Posts by Collection

portfolio

AlphaGo

AlphaGo is a computer program developed at DeepMind that plays the board game Go, and was the first computer program to beat a professional Go player - a decade before expected.

TrueSkill Skill Rating System

TrueSkill is a skill rating for games that generalises the popular Elo rating system known from chess to include uncertainty estimates of player ratings, to allow for estimating individual ratings from team outcomes even with more than two teams. TrueSkill was first used in the Xbox 360 title Halo 3 and has since been used by a variety of Xbox 360 titles.

publications

TrueSkill(TM): a Bayesian skill rating system

Published in NeurIPS, 2007

We present a new Bayesian skill rating system which can be viewed as a generalisation of the Elo system used in Chess. The new system tracks the uncertainty about player skills, explicitly models draws, can deal with any number of competing entities and can infer individual skills from team results. Inference is performed by approximate message passing on a factor graph representation of the model. We present experimental evidence on the increased accuracy and convergence speed of the system compared to Elo and report on our experience with the new rating system running in a large-scale commercial online gaming service under the name of TrueSkill.

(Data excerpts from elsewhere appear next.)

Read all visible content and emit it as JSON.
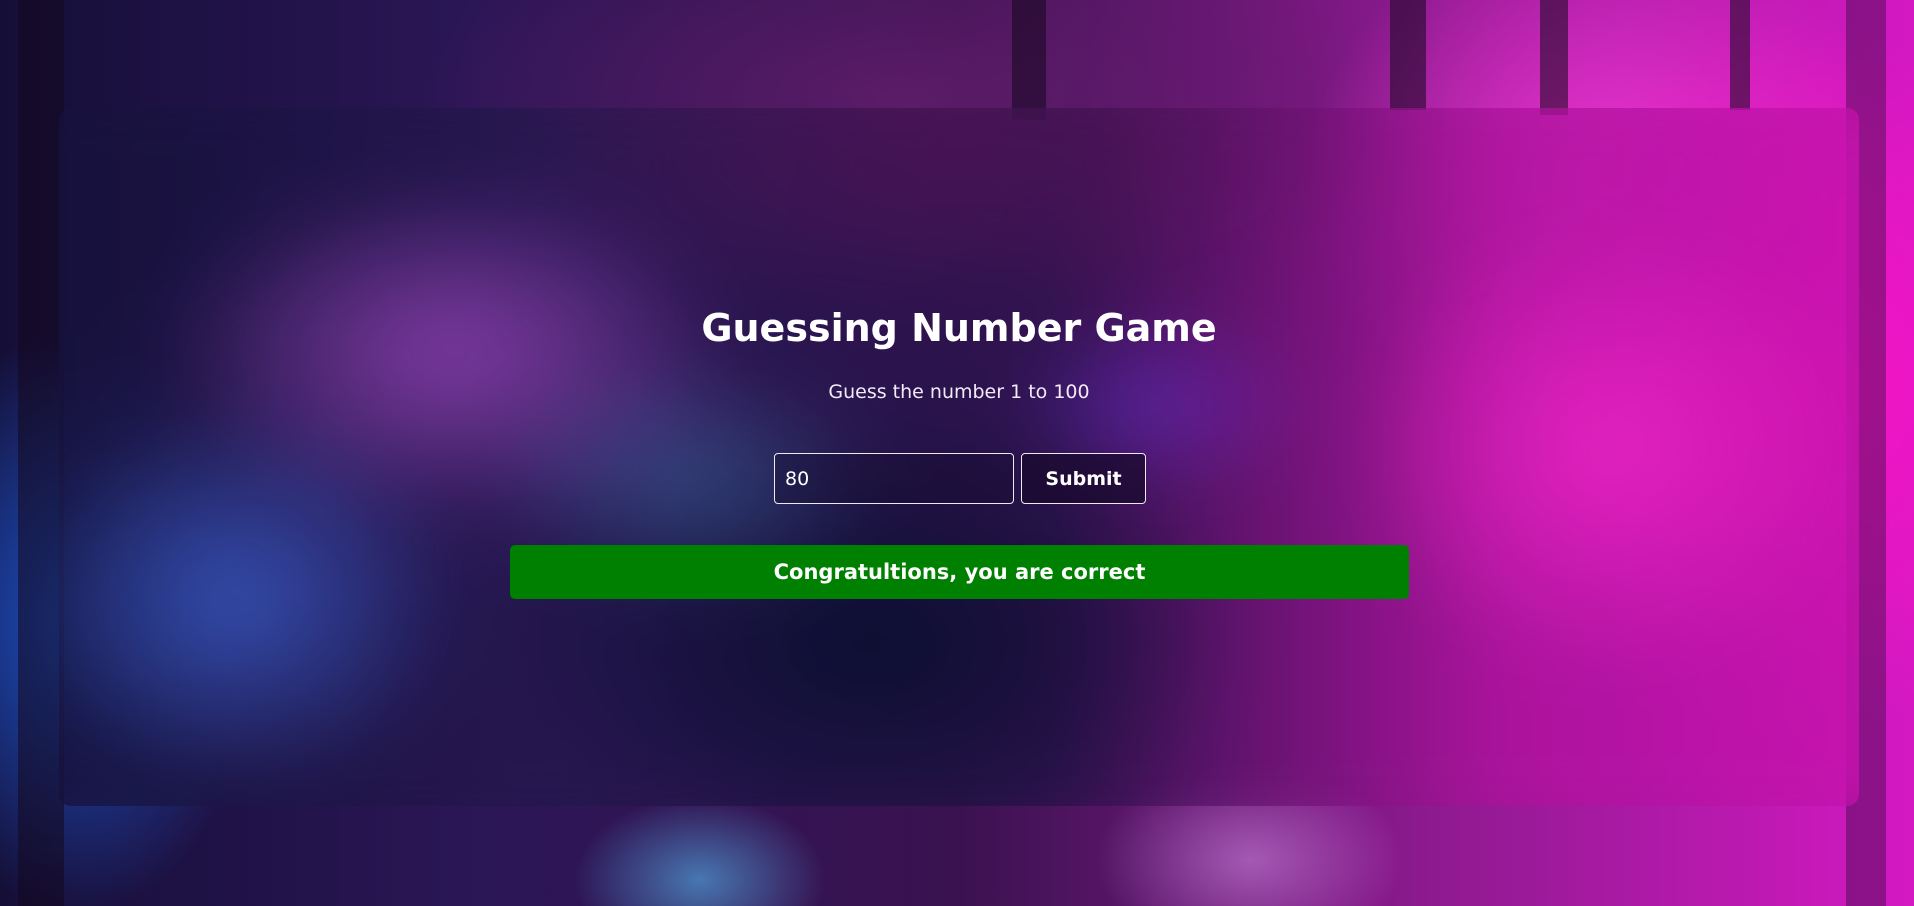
{
  "game": {
    "title": "Guessing Number Game",
    "subtitle": "Guess the number 1 to 100",
    "input_value": "80",
    "submit_label": "Submit",
    "result_message": "Congratultions, you are correct"
  },
  "colors": {
    "result_success": "#008000",
    "text": "#ffffff",
    "background_accent": "#d419c2"
  }
}
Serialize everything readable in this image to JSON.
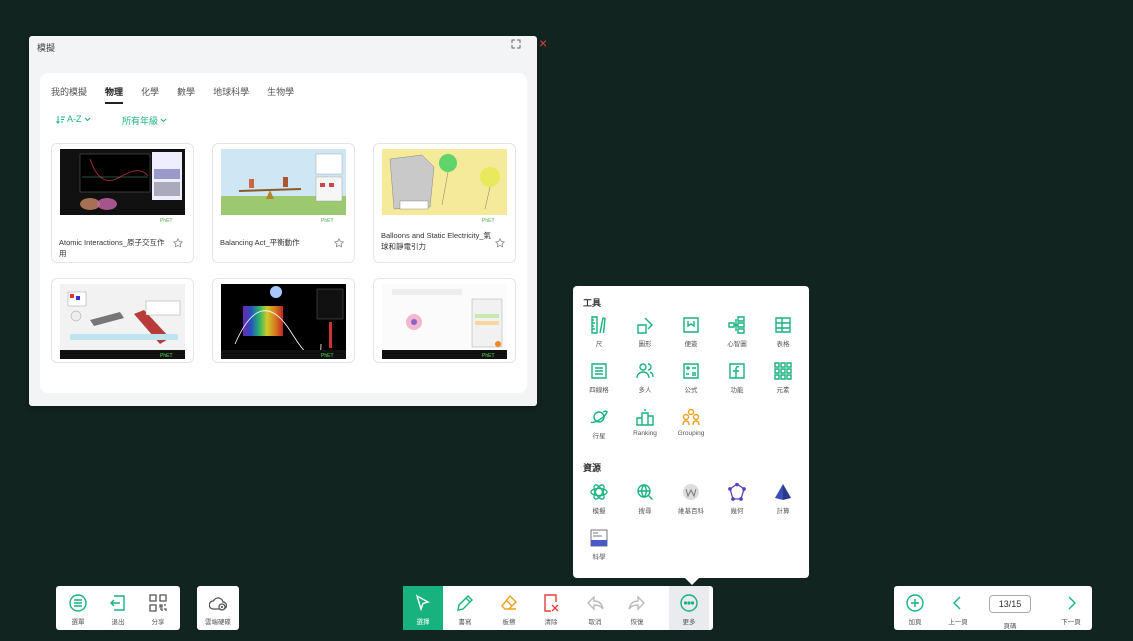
{
  "simulation": {
    "title": "模擬",
    "tabs": [
      "我的模擬",
      "物理",
      "化學",
      "數學",
      "地球科學",
      "生物學"
    ],
    "active_tab": "物理",
    "sort_label": "A-Z",
    "grade_label": "所有年級",
    "cards": [
      {
        "title": "Atomic Interactions_原子交互作用"
      },
      {
        "title": "Balancing Act_平衡動作"
      },
      {
        "title": "Balloons and Static Electricity_氣球和靜電引力"
      },
      {
        "title": ""
      },
      {
        "title": ""
      },
      {
        "title": ""
      }
    ]
  },
  "tools_popup": {
    "tools_heading": "工具",
    "tools": [
      "尺",
      "圖形",
      "便簽",
      "心智圖",
      "表格",
      "四線格",
      "多人",
      "公式",
      "功能",
      "元素",
      "行星",
      "Ranking",
      "Grouping"
    ],
    "resources_heading": "資源",
    "resources": [
      "模擬",
      "搜尋",
      "維基百科",
      "幾何",
      "計算",
      "科學"
    ]
  },
  "left_bar": {
    "menu": "選單",
    "exit": "退出",
    "share": "分享",
    "cloud": "雲端硬碟"
  },
  "center_bar": {
    "select": "選擇",
    "pen": "書寫",
    "eraser": "板擦",
    "clear": "清除",
    "undo": "取消",
    "redo": "恢復",
    "more": "更多"
  },
  "right_bar": {
    "add": "加頁",
    "prev": "上一頁",
    "pages": "頁碼",
    "next": "下一頁",
    "page_indicator": "13/15"
  },
  "colors": {
    "background": "#122420",
    "accent": "#18b27e",
    "close": "#e0403c"
  }
}
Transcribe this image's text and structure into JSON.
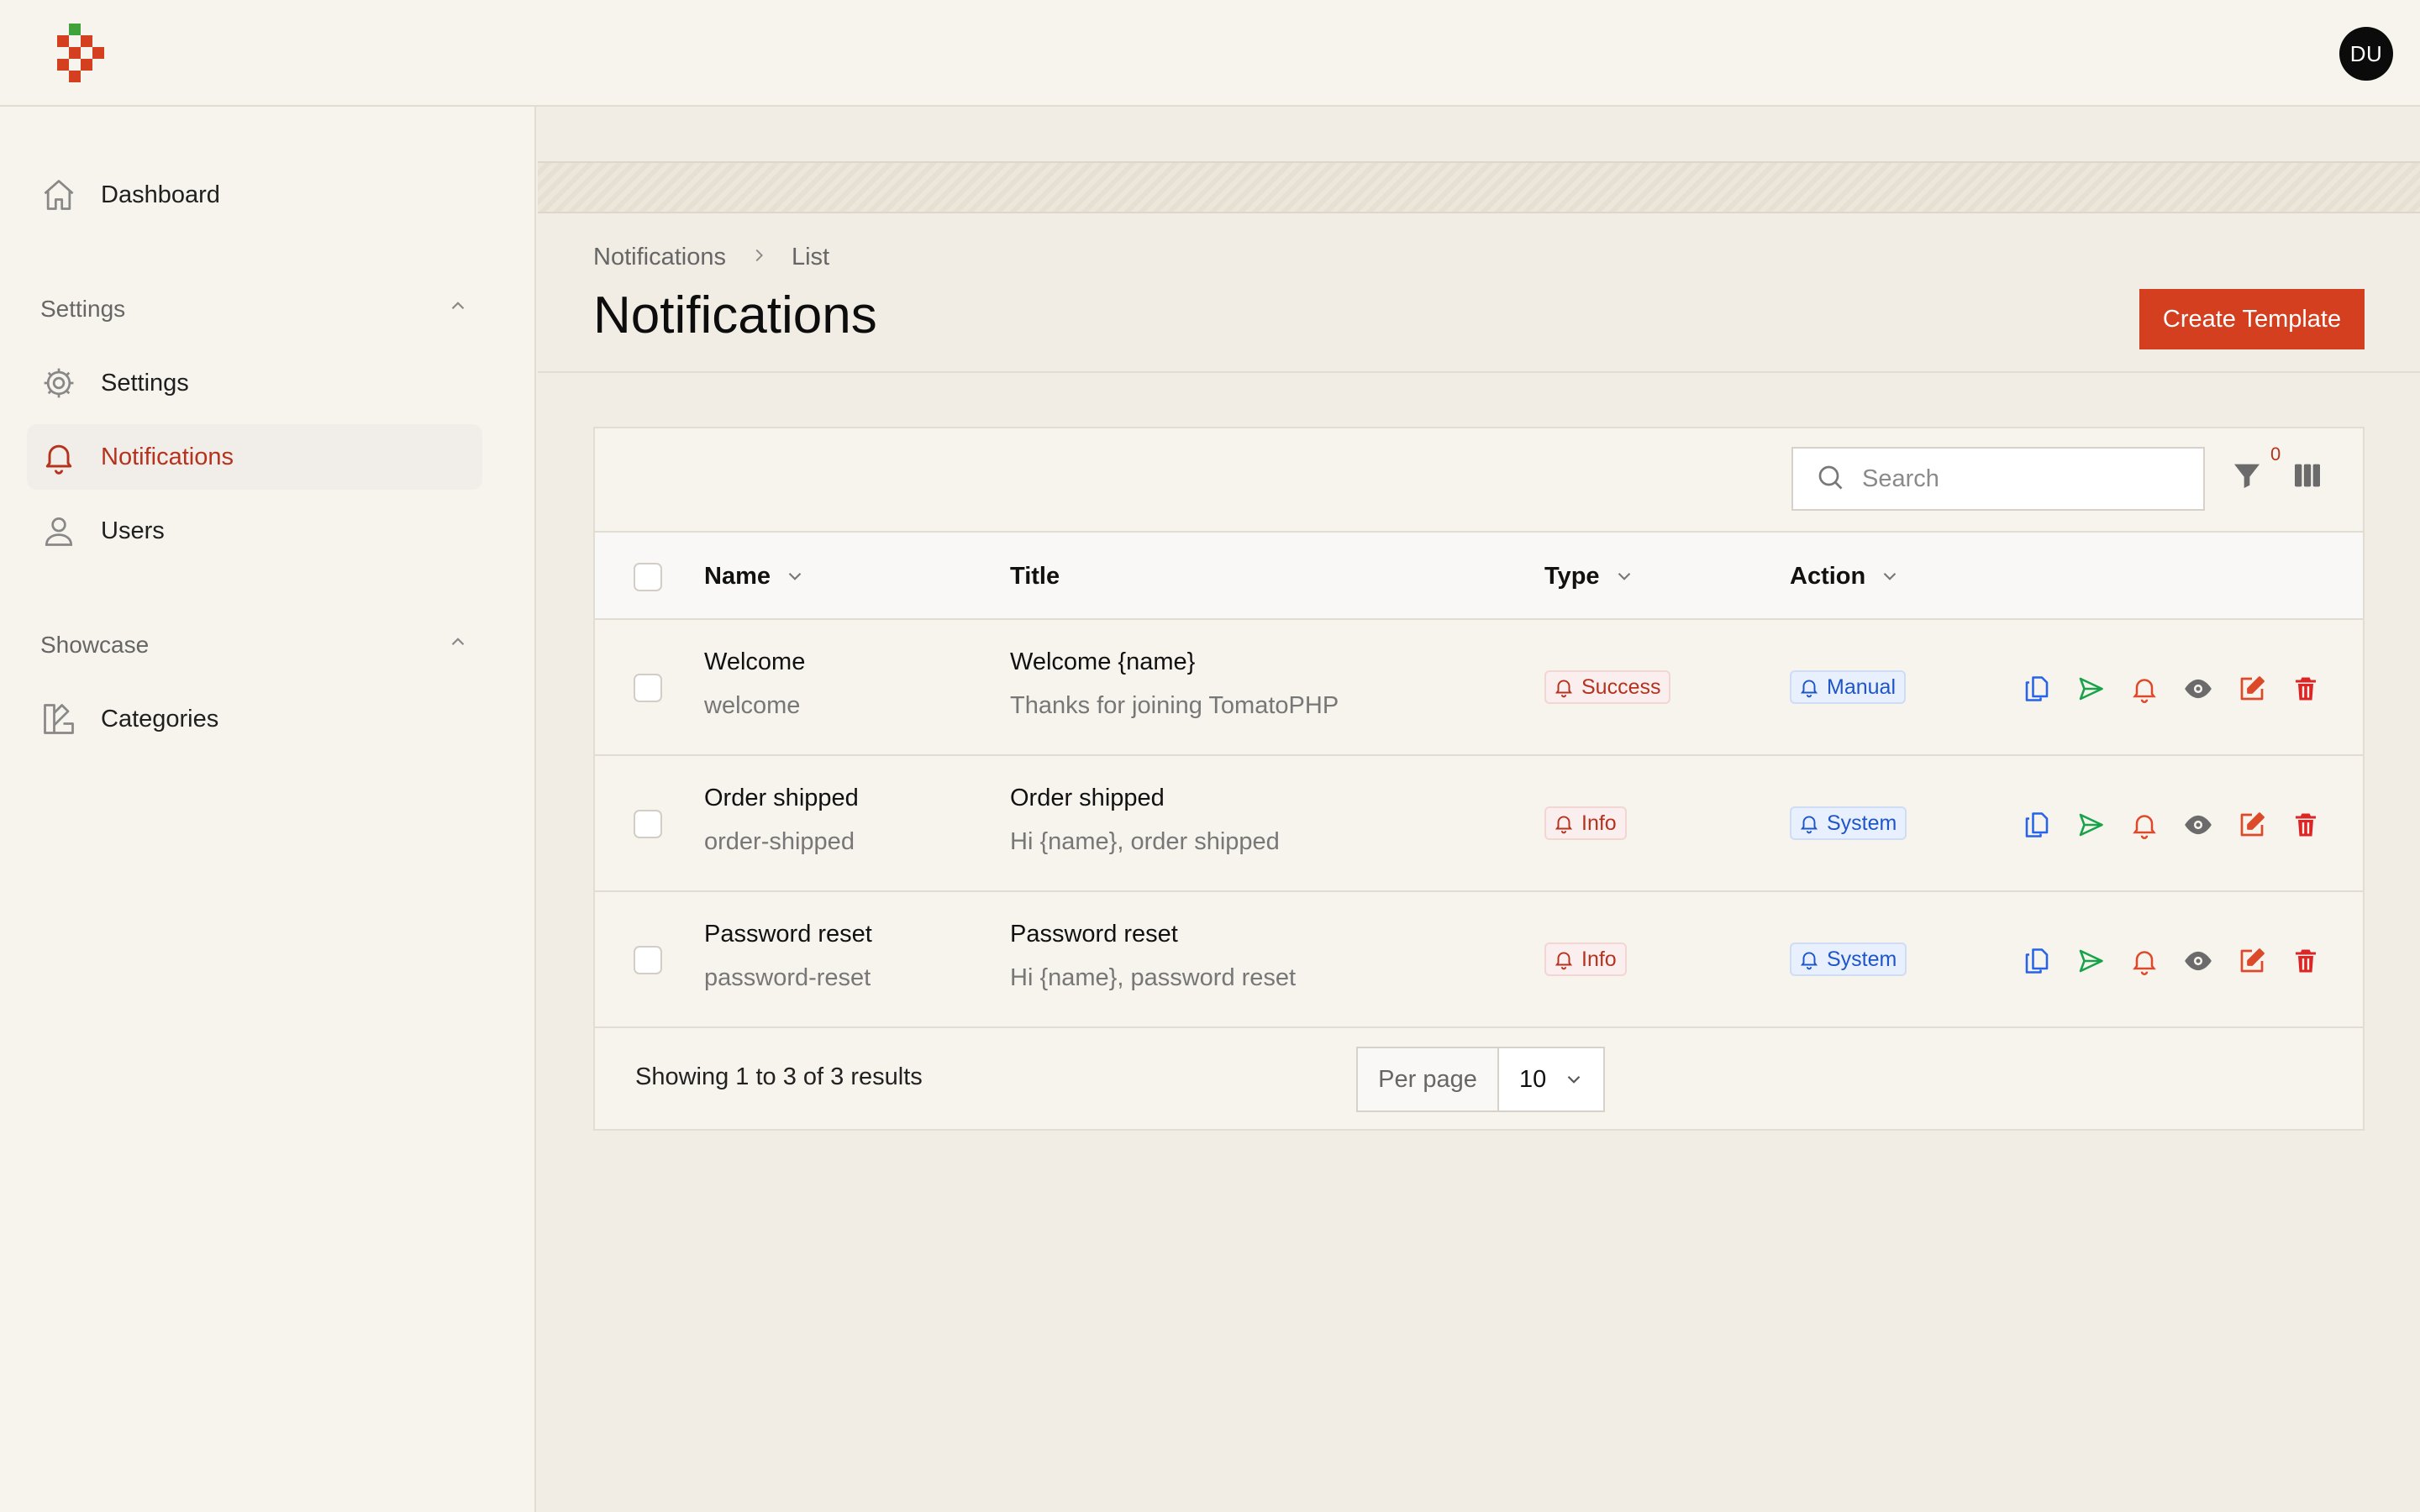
{
  "user": {
    "initials": "DU"
  },
  "sidebar": {
    "dashboard": {
      "label": "Dashboard",
      "icon": "home-icon"
    },
    "groups": [
      {
        "label": "Settings",
        "items": [
          {
            "label": "Settings",
            "icon": "gear-icon"
          },
          {
            "label": "Notifications",
            "icon": "bell-icon",
            "active": true
          },
          {
            "label": "Users",
            "icon": "user-icon"
          }
        ]
      },
      {
        "label": "Showcase",
        "items": [
          {
            "label": "Categories",
            "icon": "categories-icon"
          }
        ]
      }
    ]
  },
  "breadcrumb": {
    "root": "Notifications",
    "current": "List"
  },
  "page": {
    "title": "Notifications",
    "create_button": "Create Template"
  },
  "table": {
    "search_placeholder": "Search",
    "filter_count": "0",
    "columns": {
      "name": "Name",
      "title": "Title",
      "type": "Type",
      "action": "Action"
    },
    "rows": [
      {
        "name": "Welcome",
        "key": "welcome",
        "title": "Welcome {name}",
        "body": "Thanks for joining TomatoPHP",
        "type": "Success",
        "action": "Manual"
      },
      {
        "name": "Order shipped",
        "key": "order-shipped",
        "title": "Order shipped",
        "body": "Hi {name}, order shipped",
        "type": "Info",
        "action": "System"
      },
      {
        "name": "Password reset",
        "key": "password-reset",
        "title": "Password reset",
        "body": "Hi {name}, password reset",
        "type": "Info",
        "action": "System"
      }
    ],
    "footer": {
      "summary": "Showing 1 to 3 of 3 results",
      "per_page_label": "Per page",
      "per_page_value": "10"
    }
  },
  "colors": {
    "accent": "#d33f1f",
    "active_nav": "#b5331e",
    "badge_red": "#b5331e",
    "badge_blue": "#1e56c9",
    "copy_icon": "#2563eb",
    "send_icon": "#16a34a",
    "bell_icon": "#dc4a2a",
    "eye_icon": "#6b6b6b",
    "edit_icon": "#dc4a2a",
    "delete_icon": "#dc2626"
  }
}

Recommended citation: Ralf Herbrich, Tom Minka, Thore Graepel. (2007). "TrueSkill(TM): a Bayesian skill rating system." Advances in Neural Information Processing Systems. pages 569-576. http://papers.nips.cc/paper/3079-trueskilltm-a-bayesian-skill-rating-system.pdf

Web-Scale Bayesian click-through rate prediction for sponsored search advertising in Microsofts Bing search engine

Published in International Conference on Machine Learning (ICML), 2010

We describe a new Bayesian click-through rate (CTR) prediction algorithm used for Sponsored Search in Microsoft's Bing search engine. The algorithm is based on a probit regression model that maps discrete or real-valued input features to probabilities. It maintains Gaussian beliefs over weights of the model and performs Gaussian online updates derived from approximate message passing. Scalability of the algorithm is ensured through a principled weight pruning procedure and an approximate parallel implementation. We discuss the challenges arising from evaluating and tuning the predictor as part of the complex system of sponsored search where the predictions made by the algorithm decide about future training sample composition. Finally, we show experimental results from the production system and compare to a calibrated Naïve Bayes algorithm.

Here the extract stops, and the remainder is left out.